今後、企業が役員報酬を公示する際、成果指標を併せて提示しなければならない。投資家が役員報酬の妥当性をより合理的に判断できるようにする措置である。
金融監督院は27日「資本市場アクセス性および株主権益の向上のための企業公示改善方策」の後続措置として、企業公示様式を改正すると明らかにした。改正様式は5月1日から施行し、12月決算法人の場合、6月末基準で作成・提出する半期報告書から適用される。
これまで投資家は、企業の成果と役員報酬の連動性を把握しにくい点を問題として指摘してきた。米国など主要国では報酬と財務成果の相関関係を時系列で分析して公示する一方、韓国では関連情報が限定的だという評価が多かった。
これにより金融監督院は事業報告書内の「役員の報酬等」項目を改編し、取締役・監査役の報酬総額を企業の成果指標と比較して提示するようにした。成果指標としては営業利益や総株主利回り(TSR)などを活用する。
譲渡制限付株式(RSU)など近年活用が拡大している報酬手段について投資家の理解を高めるため、報酬公示関連項目を細分化する。
まず役員報酬を公示する際、総報酬にすでに反映された株式報酬と、まだ支給されていない株式報酬を分けて表示するようにした。これにより投資家は、役員が実際に受け取った報酬と今後受け取る可能性のある報酬を区分して確認できる。
また、個人別報酬支給金額の様式下段に、ストックオプション付与状況とRSUなどその他の株式基準報酬付与状況を別途配置する。あわせて、ストックオプション以外のRSUなど多様な株式基準報酬について、具体的な算定基準と方法も併せて公示する。

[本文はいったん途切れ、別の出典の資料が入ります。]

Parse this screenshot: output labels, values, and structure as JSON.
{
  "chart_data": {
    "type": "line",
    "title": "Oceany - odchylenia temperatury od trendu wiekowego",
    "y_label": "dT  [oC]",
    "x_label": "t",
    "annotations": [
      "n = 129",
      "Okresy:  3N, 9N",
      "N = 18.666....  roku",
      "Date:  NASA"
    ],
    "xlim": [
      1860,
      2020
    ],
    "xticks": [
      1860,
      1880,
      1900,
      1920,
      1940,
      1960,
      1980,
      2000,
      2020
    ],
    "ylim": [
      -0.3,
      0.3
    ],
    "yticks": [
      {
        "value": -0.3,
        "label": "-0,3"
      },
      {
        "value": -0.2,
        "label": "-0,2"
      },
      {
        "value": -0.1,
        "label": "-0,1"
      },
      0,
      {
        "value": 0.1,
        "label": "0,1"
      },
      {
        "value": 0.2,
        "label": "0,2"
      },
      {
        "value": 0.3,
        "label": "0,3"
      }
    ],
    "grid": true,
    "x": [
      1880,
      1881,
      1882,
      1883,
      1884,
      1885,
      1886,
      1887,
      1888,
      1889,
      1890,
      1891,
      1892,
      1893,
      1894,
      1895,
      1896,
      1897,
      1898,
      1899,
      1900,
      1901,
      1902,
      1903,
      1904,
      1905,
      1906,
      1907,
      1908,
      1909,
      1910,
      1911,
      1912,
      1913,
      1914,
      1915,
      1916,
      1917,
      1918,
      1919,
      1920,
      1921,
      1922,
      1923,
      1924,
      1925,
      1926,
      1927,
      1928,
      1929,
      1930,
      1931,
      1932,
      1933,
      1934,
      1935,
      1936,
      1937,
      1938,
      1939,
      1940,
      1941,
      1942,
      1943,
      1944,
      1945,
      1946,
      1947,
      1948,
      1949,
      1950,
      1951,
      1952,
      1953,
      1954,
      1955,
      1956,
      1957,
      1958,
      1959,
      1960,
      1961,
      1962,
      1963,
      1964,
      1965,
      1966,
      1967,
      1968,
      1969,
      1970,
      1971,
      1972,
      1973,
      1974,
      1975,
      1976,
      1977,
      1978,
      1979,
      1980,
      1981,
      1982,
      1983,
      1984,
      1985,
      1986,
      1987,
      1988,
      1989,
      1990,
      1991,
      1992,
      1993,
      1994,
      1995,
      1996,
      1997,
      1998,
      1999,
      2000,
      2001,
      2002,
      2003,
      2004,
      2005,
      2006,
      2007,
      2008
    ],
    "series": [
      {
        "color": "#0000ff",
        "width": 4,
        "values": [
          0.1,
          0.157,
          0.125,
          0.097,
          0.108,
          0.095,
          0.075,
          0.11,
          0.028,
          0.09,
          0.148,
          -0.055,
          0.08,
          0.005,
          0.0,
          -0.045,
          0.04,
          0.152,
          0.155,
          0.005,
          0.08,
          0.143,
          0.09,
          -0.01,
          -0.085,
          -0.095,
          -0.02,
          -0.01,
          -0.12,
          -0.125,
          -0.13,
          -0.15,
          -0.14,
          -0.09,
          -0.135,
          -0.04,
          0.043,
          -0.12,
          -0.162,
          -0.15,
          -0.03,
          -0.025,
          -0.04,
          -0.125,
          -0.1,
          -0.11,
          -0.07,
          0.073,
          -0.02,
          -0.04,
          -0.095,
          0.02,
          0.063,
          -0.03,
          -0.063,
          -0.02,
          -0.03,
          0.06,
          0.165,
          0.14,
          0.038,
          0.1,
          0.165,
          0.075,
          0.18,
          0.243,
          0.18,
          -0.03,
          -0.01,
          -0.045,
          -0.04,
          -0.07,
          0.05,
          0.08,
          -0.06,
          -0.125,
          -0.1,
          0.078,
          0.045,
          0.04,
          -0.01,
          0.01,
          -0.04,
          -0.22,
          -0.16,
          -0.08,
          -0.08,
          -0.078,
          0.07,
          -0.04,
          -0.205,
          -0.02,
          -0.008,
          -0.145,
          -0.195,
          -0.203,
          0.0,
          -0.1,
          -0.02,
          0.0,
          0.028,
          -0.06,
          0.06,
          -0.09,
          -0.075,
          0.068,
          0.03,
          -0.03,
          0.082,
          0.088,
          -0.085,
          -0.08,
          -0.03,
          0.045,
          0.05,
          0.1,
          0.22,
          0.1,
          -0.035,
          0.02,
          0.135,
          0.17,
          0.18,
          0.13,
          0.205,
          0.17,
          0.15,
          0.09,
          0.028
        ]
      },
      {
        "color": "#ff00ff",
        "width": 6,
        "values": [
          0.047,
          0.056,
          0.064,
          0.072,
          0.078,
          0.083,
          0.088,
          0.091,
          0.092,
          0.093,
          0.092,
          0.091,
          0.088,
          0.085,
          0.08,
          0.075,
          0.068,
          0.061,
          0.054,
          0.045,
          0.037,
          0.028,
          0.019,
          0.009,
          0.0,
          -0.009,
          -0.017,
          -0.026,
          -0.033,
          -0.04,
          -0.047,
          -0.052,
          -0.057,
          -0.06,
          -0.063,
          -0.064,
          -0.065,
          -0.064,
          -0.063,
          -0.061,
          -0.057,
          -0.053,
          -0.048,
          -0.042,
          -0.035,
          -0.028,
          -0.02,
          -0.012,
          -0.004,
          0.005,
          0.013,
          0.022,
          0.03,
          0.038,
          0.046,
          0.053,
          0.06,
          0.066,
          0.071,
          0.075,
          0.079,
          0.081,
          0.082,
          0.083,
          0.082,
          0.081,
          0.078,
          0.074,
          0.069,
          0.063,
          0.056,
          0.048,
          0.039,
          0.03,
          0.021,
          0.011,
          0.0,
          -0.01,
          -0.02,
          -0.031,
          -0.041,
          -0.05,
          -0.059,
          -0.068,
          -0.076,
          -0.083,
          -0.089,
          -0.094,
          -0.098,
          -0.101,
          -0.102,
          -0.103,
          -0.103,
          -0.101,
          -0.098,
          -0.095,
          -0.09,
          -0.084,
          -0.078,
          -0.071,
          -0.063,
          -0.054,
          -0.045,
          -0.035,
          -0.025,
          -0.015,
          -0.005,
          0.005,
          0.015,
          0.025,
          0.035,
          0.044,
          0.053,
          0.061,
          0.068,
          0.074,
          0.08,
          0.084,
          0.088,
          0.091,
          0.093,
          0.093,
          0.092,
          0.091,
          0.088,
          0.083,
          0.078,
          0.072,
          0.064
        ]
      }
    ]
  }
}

併せて、年度別の役員報酬の変動を比較できるよう、公示対象期間を当該事業年度から3事業年度へと拡大する。
金融監督院は「今回の公示様式改正により、役員報酬の妥当性に関する投資家の客観的かつ合理的な評価に寄与することが期待される」と述べ、「今後も一般株主の権益保護および企業経営の透明性向上のための企業公示様式の改正事項を発掘し、改善していく」とした。